E’ evidente che le nostre società non possono continuare su questa strada. Le alternative esistono e la conoscenza scientifica negli ultimi decenni ci ha messo a disposizione accurate analisi per comprendere lo stato in cui ci troviamo ed è stata capace di elaborare notevoli e concrete proposte operative destinate a modificare significativamente i nostri modelli di sviluppo sociali ed economici.

Gli studiosi Nicola Armaroli e Vincenzo Balzani ricordano, nel loro ultimo bellissimo volume “Energy for a Sustainable World” Wiley-VCH, che ogni secondo, l’umanità consuma quasi 1.000 barili di petrolio, 93.000 metri cubi di gas naturale e 221 tonnellate di carbone. Se dovessimo mantenere fino al 2050 lo stesso trend di incremento del consumo energetico che abbiamo avuto negli ultimi 60 anni, avremmo bisogno di costruire ogni giorno circa tre centrali a carbone, o due centrali nucleari o 10 chilometri quadrati di moduli fotovoltaici.
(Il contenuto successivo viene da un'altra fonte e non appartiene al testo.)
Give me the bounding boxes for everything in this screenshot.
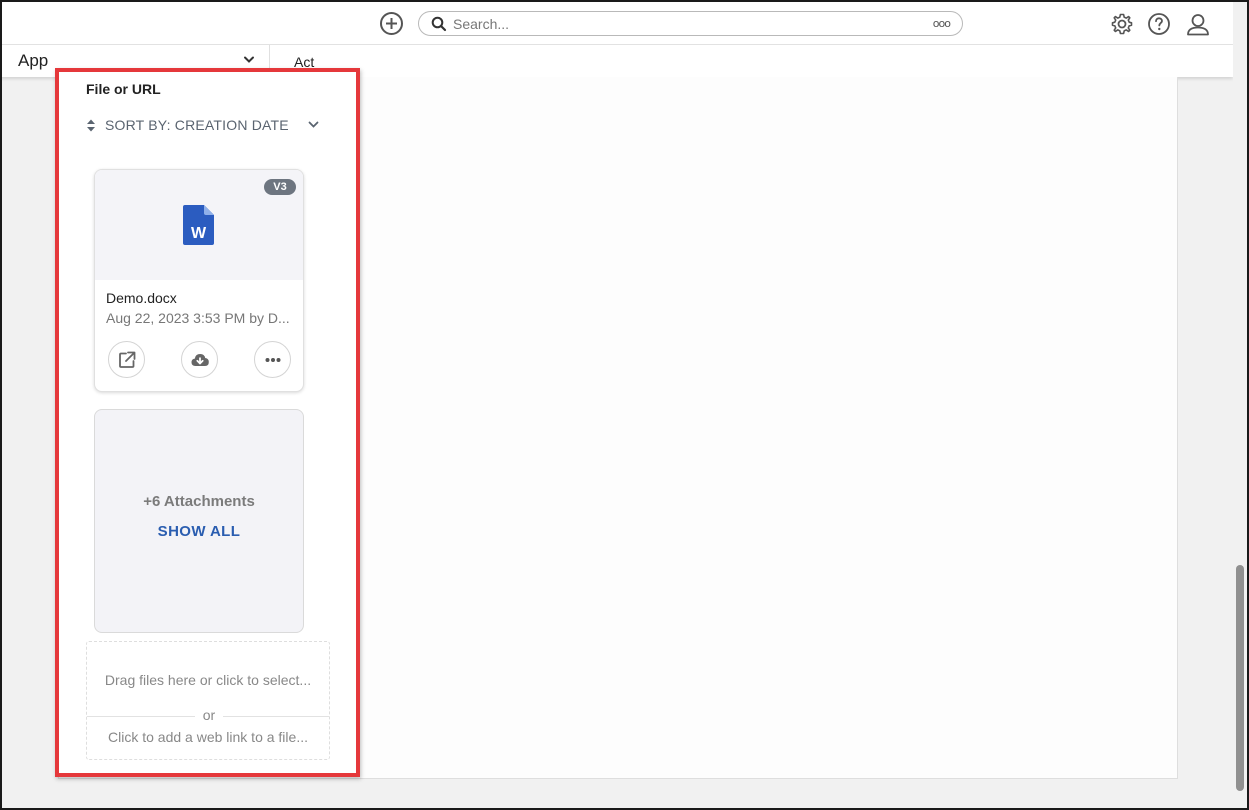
drag-files-prompt[interactable]: Drag files here or click to select... — [87, 672, 329, 688]
svg-text:W: W — [191, 225, 207, 242]
panel-title: File or URL — [86, 81, 161, 97]
show-all-link[interactable]: SHOW ALL — [95, 523, 303, 540]
attachments-card: +6 Attachments SHOW ALL — [94, 409, 304, 633]
file-card[interactable]: V3 W Demo.docx Aug 22, 2023 3:53 PM by D… — [94, 169, 304, 392]
file-thumbnail[interactable]: V3 W — [95, 170, 303, 280]
file-meta: Aug 22, 2023 3:53 PM by D... — [106, 310, 290, 326]
search-options-icon[interactable]: ooo — [933, 17, 951, 30]
file-or-url-panel: File or URL SORT BY: CREATION DATE V3 W … — [55, 68, 360, 777]
chevron-down-icon — [308, 121, 319, 128]
help-icon[interactable] — [1147, 12, 1171, 36]
add-web-link-prompt[interactable]: Click to add a web link to a file... — [87, 729, 329, 745]
more-options-icon — [265, 358, 281, 362]
top-bar: ooo — [0, 0, 1233, 45]
search-input[interactable] — [453, 14, 923, 33]
search-bar: ooo — [418, 11, 963, 36]
plus-icon — [386, 18, 397, 29]
scrollbar-thumb[interactable] — [1236, 565, 1244, 791]
file-name[interactable]: Demo.docx — [106, 290, 177, 306]
open-external-icon — [119, 351, 136, 368]
download-button[interactable] — [181, 341, 218, 378]
add-button[interactable] — [380, 12, 403, 35]
chevron-down-icon[interactable] — [243, 56, 255, 64]
upload-dropzone[interactable]: Drag files here or click to select... or… — [86, 641, 330, 760]
word-document-icon: W — [183, 205, 214, 245]
more-options-button[interactable] — [254, 341, 291, 378]
sort-icon — [87, 119, 95, 132]
version-badge: V3 — [264, 179, 296, 195]
sort-label: SORT BY: CREATION DATE — [105, 117, 289, 133]
gear-icon[interactable] — [1110, 12, 1134, 36]
cloud-download-icon — [191, 354, 209, 366]
user-icon[interactable] — [1186, 12, 1210, 36]
search-icon — [431, 16, 447, 32]
open-external-button[interactable] — [108, 341, 145, 378]
or-label: or — [195, 707, 223, 723]
app-selector-label[interactable]: App — [18, 51, 48, 71]
attachments-count: +6 Attachments — [143, 493, 255, 510]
E’ possibile tutto ciò ? Ha qualche senso ?

I dati presentati dagli annuali World Economic Outlook, pubblicati dal Fondo Monetario Internazionale e da studiosi come Angus Maddison (il noto economista britannico scomparso nell’aprile di quest’anno, professore all’Università di Groningen) riportano che oggi il prodotto globale lordo delle nazioni del mondo ha sorpassato i 70.000 miliardi di dollari (vedasi il sito del Fondo Monetario Internazionale dove sono scaricabili i “World Economic Outlook” www.imf.org ed il lavoro di Angus Maddison, 2001, The World Economy: A Millennial Perspective, OCSE, vedasi anche il sito di Maddison http://www.ggdc.net/MADDISON/oriindex.htm).

Se analizziamo le serie storiche del prodotto lordo globale (ricavandole dai database dell’OCSE e del Fondo Monetario Internazionale), possiamo osservare che nel 1950 questo veniva calcolato in 6.700 miliardi di dollari, nel 1960 in 10.700 miliardi di dollari, nel 1970 in 17.500, nel 1980 in 25.300, nel 1990 in 34.200 e nel 2000 in 46.000 miliardi di dollari.
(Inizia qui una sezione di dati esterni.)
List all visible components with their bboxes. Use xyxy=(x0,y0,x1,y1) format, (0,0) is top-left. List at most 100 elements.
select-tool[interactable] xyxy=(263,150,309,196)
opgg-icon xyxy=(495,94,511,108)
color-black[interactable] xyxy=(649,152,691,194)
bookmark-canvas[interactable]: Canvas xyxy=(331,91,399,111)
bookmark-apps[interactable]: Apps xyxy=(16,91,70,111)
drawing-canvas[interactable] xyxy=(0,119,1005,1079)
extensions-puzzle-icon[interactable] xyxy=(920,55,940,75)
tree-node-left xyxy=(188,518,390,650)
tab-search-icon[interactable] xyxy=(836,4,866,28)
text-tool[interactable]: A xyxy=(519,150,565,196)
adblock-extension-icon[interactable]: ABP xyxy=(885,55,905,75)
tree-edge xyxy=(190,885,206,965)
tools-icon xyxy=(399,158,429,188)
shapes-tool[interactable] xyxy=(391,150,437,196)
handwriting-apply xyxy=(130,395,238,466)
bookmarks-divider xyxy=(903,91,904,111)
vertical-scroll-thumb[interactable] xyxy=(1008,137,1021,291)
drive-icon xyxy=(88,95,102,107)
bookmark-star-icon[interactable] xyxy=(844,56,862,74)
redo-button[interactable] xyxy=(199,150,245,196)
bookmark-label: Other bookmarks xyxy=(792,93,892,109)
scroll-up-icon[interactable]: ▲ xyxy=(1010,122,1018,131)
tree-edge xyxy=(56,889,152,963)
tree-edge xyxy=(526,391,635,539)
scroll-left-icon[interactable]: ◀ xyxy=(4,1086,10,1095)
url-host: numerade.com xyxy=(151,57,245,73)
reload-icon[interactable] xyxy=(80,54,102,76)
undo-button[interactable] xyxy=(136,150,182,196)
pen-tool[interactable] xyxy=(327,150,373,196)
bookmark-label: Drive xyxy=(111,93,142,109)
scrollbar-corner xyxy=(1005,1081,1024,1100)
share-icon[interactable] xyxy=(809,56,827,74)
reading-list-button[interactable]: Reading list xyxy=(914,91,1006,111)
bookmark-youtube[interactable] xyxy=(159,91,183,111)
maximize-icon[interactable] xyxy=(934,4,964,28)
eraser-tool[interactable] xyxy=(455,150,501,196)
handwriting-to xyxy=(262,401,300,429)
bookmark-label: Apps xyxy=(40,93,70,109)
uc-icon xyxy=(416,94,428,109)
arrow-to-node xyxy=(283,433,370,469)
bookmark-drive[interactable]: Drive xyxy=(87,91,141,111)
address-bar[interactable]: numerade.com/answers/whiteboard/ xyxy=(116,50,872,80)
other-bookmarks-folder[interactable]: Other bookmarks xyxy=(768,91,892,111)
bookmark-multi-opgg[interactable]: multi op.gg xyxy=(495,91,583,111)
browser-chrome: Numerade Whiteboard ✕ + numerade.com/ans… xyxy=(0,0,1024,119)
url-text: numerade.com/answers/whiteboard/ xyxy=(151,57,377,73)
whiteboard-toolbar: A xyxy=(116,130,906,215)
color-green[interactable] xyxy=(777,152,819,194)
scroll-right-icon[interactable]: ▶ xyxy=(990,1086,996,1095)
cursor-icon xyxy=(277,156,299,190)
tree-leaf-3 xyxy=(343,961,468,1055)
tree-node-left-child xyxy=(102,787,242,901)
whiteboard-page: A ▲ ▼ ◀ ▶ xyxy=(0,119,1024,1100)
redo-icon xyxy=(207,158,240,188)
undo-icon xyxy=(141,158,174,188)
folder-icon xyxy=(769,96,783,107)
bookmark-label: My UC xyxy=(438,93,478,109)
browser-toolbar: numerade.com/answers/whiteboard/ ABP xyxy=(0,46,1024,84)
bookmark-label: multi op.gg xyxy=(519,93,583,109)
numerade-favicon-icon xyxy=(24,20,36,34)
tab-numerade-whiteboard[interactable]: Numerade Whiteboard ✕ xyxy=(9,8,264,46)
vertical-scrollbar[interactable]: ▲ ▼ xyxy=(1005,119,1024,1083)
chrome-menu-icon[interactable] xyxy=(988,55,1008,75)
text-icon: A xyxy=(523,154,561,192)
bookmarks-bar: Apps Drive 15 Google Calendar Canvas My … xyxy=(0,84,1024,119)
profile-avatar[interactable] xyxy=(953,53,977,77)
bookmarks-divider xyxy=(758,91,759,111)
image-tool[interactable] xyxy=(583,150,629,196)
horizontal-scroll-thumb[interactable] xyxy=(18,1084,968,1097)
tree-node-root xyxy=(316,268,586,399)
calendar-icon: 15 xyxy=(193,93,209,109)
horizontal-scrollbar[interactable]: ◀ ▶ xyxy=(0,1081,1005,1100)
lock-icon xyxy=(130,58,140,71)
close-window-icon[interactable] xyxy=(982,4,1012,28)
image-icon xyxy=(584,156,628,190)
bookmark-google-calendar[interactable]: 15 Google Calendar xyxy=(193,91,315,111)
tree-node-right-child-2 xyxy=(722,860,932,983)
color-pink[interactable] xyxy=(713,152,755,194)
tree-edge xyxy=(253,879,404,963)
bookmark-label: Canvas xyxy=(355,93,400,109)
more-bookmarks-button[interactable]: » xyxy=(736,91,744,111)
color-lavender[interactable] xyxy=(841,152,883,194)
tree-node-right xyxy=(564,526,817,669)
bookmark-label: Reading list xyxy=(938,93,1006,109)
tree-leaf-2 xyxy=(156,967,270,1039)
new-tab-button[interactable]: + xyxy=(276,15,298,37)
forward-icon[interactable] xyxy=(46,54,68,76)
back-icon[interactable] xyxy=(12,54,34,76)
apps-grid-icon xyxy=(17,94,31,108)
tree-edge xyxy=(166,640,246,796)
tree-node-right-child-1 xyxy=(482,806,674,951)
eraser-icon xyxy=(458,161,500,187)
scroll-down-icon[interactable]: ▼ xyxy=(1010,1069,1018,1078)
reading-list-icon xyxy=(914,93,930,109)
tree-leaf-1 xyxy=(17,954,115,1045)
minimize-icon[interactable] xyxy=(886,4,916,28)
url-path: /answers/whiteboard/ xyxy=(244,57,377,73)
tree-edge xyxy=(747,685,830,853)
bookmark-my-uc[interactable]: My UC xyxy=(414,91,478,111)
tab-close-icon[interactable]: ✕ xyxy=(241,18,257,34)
Dal 1950 ad oggi l’economia globale è diventata oltre cinque volte più grande. Se continua a crescere allo stesso ritmo, nel 2100 sarà 80 volte quel che era nel 1950. Questa eccezionale escalation dell’attività economica globale non ha precedenti nella storia. È in contrasto assoluto con quel che sappiamo, in termini scientifici, della nostra disponibilità finita di risorse e dei complessi sistemi ecologici dai quali dipende la nostra sopravvivenza. E’ possibile perseguirla? Ha qualche senso?

Si domanda il noto economista britannico Tim Jackson, nel suo bellissimo libro “Prosperità senza crescita. Economia per un pianeta reale” (Edizioni Ambiente) : «È già impossibile immaginare un mondo in cui le cose andranno semplicemente avanti come prima. Ma che dire di un mondo in cui 9 miliardi di persone possano raggiungere tutte il livello di ricchezza e abbondanza atteso per le nazioni dell’OCSE? Ci sarebbe bisogno di un’economia pari a 15 volte quella attuale (75 volte quella del 1950) entro il 2050, e pari a 40 volte quella attuale (200 volte quella del 1950) entro la fine del secolo. A cosa può mai avvicinarsi un’economia del genere? Come va avanti? Offre davvero una visione realistica di prosperità condivisa e duratura?

Nella maggior parte dei casi evitiamo di guardare in faccia la dura realtà di questi dati. Assumiamo di default che – a parte la crisi finanziaria – la crescita continuerà all’infinito non solo per i paesi più poveri, dove è innegabile che ci sia bisogno di una qualità della vita migliore, ma anche nelle nazioni più ricche dove la grande abbondanza di ricchezza materiale ormai non ha che un impatto minimo sulla felicità e, anzi,inizia a minacciare le basi del nostro benessere.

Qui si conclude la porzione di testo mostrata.